Plasma Active App Store Notes
Aaron J. Seigo
aseigo at kde.org
Tue Mar 13 14:17:09 UTC 2012
hi..,.
let me start off by making a few things perfectly clear:
* the adds-on app (which is quite specifically not an "app store") as well as
the server-side infrastructure is being developed due to needs that arose from
our tablet project. it is not as yet in any way determined to be a part of
Plasma Active. that is something that the community as a whole will have to
decide on once we go public with it. we'd be overjoyed if that was the result,
but i have no expectations that this *must* be the outcome.

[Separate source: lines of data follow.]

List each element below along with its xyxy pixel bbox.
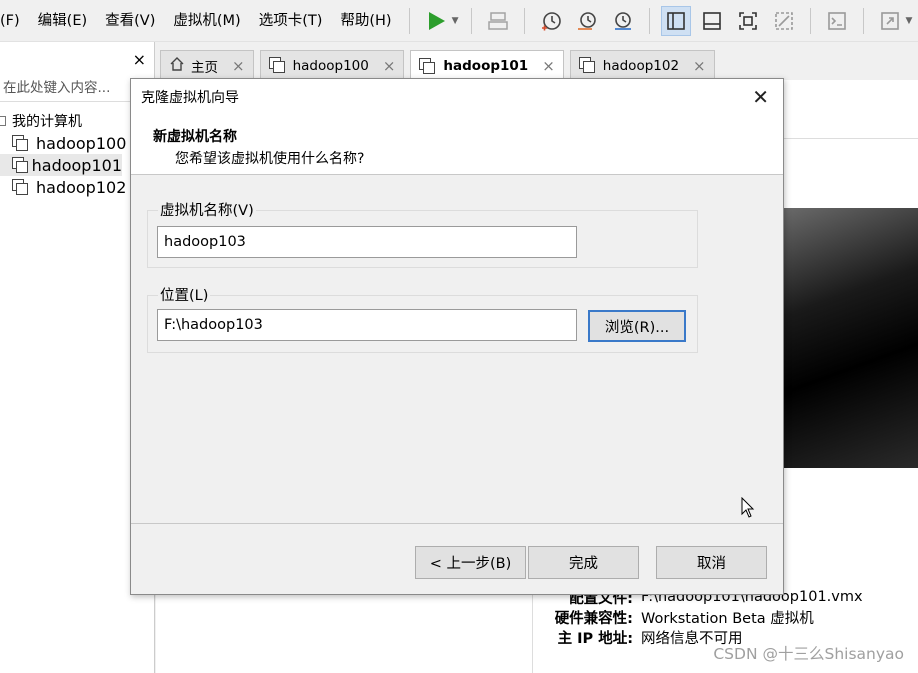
dialog-header: 新虚拟机名称 您希望该虚拟机使用什么名称? [131,115,783,175]
play-icon[interactable] [421,6,451,36]
watermark: CSDN @十三么Shisanyao [713,645,904,663]
detail-value: Workstation Beta 虚拟机 [641,610,814,627]
browse-button[interactable]: 浏览(R)... [588,310,686,342]
cancel-button[interactable]: 取消 [656,546,767,579]
dialog-heading: 新虚拟机名称 [153,129,237,145]
toolbar-separator [470,7,472,34]
menu-file[interactable]: (F) [0,0,29,42]
tab-home[interactable]: 主页 × [160,50,254,80]
finish-button[interactable]: 完成 [528,546,639,579]
snapshot-icon[interactable] [536,6,566,36]
tree-root-label: 我的计算机 [12,114,82,130]
library-header: × [0,42,154,76]
menu-view[interactable]: 查看(V) [96,0,164,42]
tab-label: hadoop100 [292,57,369,74]
detail-row: 硬件兼容性: Workstation Beta 虚拟机 [536,607,863,627]
vm-screen-preview[interactable] [783,208,918,468]
send-keys-icon[interactable] [483,6,513,36]
toolbar-separator [809,7,811,34]
tab-label: 主页 [191,59,218,76]
terminal-icon[interactable] [822,6,852,36]
fullscreen-icon[interactable] [875,6,905,36]
tab-close-icon[interactable]: × [383,57,396,75]
clone-vm-wizard-dialog: 克隆虚拟机向导 ✕ 新虚拟机名称 您希望该虚拟机使用什么名称? 虚拟机名称(V)… [130,78,784,595]
vm-icon [578,57,597,74]
tab-hadoop102[interactable]: hadoop102 × [569,50,715,80]
tree-item-label: hadoop100 [36,133,127,153]
tab-label: hadoop102 [602,57,680,74]
tab-close-icon[interactable]: × [232,57,245,75]
menu-help[interactable]: 帮助(H) [331,0,400,42]
toolbar-separator [523,7,525,34]
dialog-subheading: 您希望该虚拟机使用什么名称? [175,151,365,167]
location-label: 位置(L) [158,284,211,305]
tab-close-icon[interactable]: × [693,57,706,75]
mouse-cursor-icon [741,496,755,523]
sidebar-view-icon[interactable] [660,5,691,36]
menu-bar: (F) 编辑(E) 查看(V) 虚拟机(M) 选项卡(T) 帮助(H) ▼ ▼ [0,0,918,42]
tree-item-label: hadoop102 [36,177,127,197]
revert-snapshot-icon[interactable] [572,6,602,36]
close-icon[interactable]: ✕ [752,85,769,109]
vm-name-input[interactable]: hadoop103 [157,226,577,258]
tab-hadoop101[interactable]: hadoop101 × [410,50,564,81]
tab-bar: 主页 × hadoop100 × hadoop101 × hadoop102 × [160,50,721,81]
home-icon [169,56,185,76]
unity-icon[interactable] [769,6,799,36]
tab-close-icon[interactable]: × [542,57,555,75]
menu-tabs[interactable]: 选项卡(T) [250,0,332,42]
menu-edit[interactable]: 编辑(E) [29,0,96,42]
vm-icon [12,134,30,152]
vm-icon [268,57,287,74]
console-view-icon[interactable] [697,6,727,36]
toolbar-separator [408,7,410,34]
vm-details: 配置文件: F:\hadoop101\hadoop101.vmx 硬件兼容性: … [536,587,863,647]
fullscreen-dropdown-icon[interactable]: ▼ [906,16,913,26]
menu-vm[interactable]: 虚拟机(M) [164,0,249,42]
toolbar-separator [862,7,864,34]
vm-icon [419,57,437,75]
vm-icon [12,156,28,174]
dialog-title: 克隆虚拟机向导 [141,90,239,106]
tab-label: hadoop101 [443,58,529,74]
location-input[interactable]: F:\hadoop103 [157,309,577,341]
tree-item-label: hadoop101 [31,155,122,175]
vm-name-label: 虚拟机名称(V) [158,199,256,220]
detail-label: 硬件兼容性: [554,610,633,627]
fit-guest-icon[interactable] [733,6,763,36]
detail-label: 主 IP 地址: [557,630,633,647]
dialog-title-bar: 克隆虚拟机向导 ✕ [131,79,783,115]
divider [131,523,783,524]
tree-item-hadoop101[interactable]: hadoop101 [0,154,122,176]
library-close-icon[interactable]: × [133,50,146,69]
back-button[interactable]: < 上一步(B) [415,546,526,579]
toolbar-separator [648,7,650,34]
snapshot-manager-icon[interactable] [608,6,638,36]
expand-icon[interactable] [0,116,6,126]
play-dropdown-icon[interactable]: ▼ [452,16,459,26]
tab-hadoop100[interactable]: hadoop100 × [259,50,405,80]
vm-icon [12,178,30,196]
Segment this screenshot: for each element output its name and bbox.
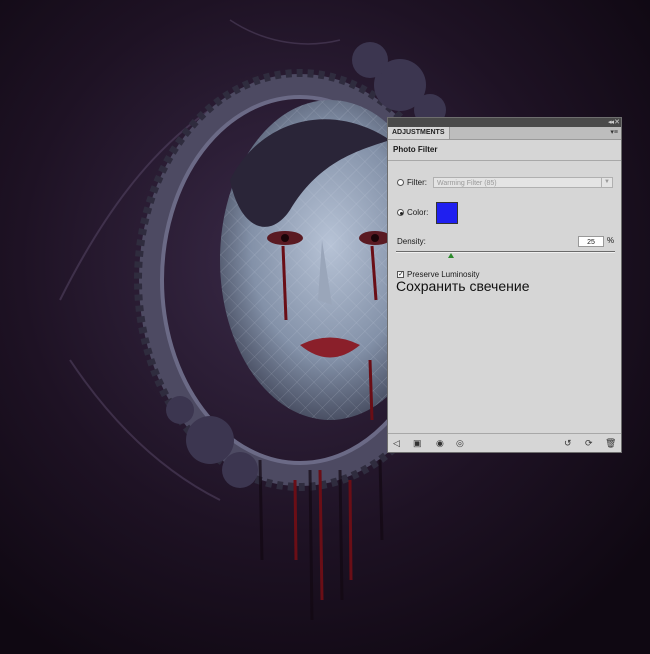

* nobody else is working on something quite like this. i've spoken with the
appsformeego people, i've been (obviously ;) watching the Plasma Active
development community and i have followed what those ranging from NetrunnerOS
to kde-apps.org have been doing. lacking a useful solution, we stepped up, if
quietly. i openly shared my thoughts, which this project has been based on,
with others as far back as two akademies ago, including with the maintainer of
OCS, and i got very little interest in return (and in one case open hostility,
which was quite confusing at the time). if there was lots of interesting
development around this topic, i'd understand the confusion around someone
quietly developing something new. that isn't the case, however.
* it will be free software and it will be developed with the larger community.
On Sunday, March 11, 2012 16:06:25 Laszlo Papp wrote:
> 1) I have tried to understand all the bits behind the App Store, and
> my realization from around two years experience in the mobile field
> was that this was one of the services for which we worked on the Open
> Collaboration Services Standard [1]. It was designed with this use
> case in mind, and is already used for very similar use cases, like the
while OCS is nice for a common bit of sharing glue, OCS is not particularly
well designed for our needs. it carries quite a bit of social media type
features that are not irrelevant to our goals, which extend beyond "show a
list of centrally managed packages".
additionally, it lacks simple features like update checking, uses XML which is
not a great fit for our tools (or the modern web imho) and has community
leadership that has proven itself to be open to adoption but not participation
(at least not particpation by me :).
that said, i think it's an exellent means to federate data between different
app storage centers which already use OCS. we currently federate data from
project gutenberg and it is on my todo list to similarly develop an OCS layer.
perhaps someone from the community at large would be interested in doing this
once the code and project is made public.
> the server, developed by Aaron, established a "custom protocol" for
> communication between the server and client, based on json. I was
> wondering if any consideration was given to OCS for this ?
since i've written code that implements OCS in the past (e.g. synchrotron but
also in kde's ghns), i hope the answer to this is obvious ;)
> I have not
> seen any discussions on the OCS mailing list about the drawbacks of
> OCS for this task, if any.
i'm not a big fan of telling others why their project isn't a good fit when
there is no realistic possibility of it being a good fit. what point would
there be in doing this, other than to simply spread negative energy? i mean,
the email would essentially have been "OCS is not what we need. kthxbye."
> 2) My other (personal) opinion is about how the development has been
> happening. I may be wrong about this, but my impression from the
> sprint was that it happens behind the scenes.
that is correct, but it will be released as free software and open for general
participation.
> Is this for a business reason?
it's because we wanted to have something to show before we go public, because
we started working on it before we could talk publicly about the tablet
project and because we don't particularly have the resources to justify our
technical decisions to everyone who comes along.
we needed to be able to roll out with something that essentially works in a
reasonable period of time.
> It means that both the Open Governance and closed Business
> models are present.
i've developed several pieces of software in private, including with friends,
and only shared the result after i got it basically working. you can make the
same accusation about Synchrotron, which uses OCS, in fact. there's just no
point in releasing something that doesn't work at all, so i think you're
reading too much into this.
> I am not saying this is wrong, just curious since
> I find the Plasma Active project promising in general. It would be
> much easier to provide feedback and suggestions and gain contributors
> in this early phase. I am just afraid that once it is out, it will be
> hard to change certain issues, and can slow down the process as a
> result of losing some potential participants.
i appreciate your concerns. i don't agree, however, with your conclusions :)
note that in future, we will (if successful) innevitably work with various
companies who will quietly work on projects and only release them once they
are confident that the intended product will ship. it would be nice to make
this a welcoming place for such efforts, one that appreciates gifts of Free
software, rather than one that criticizes when something is shared.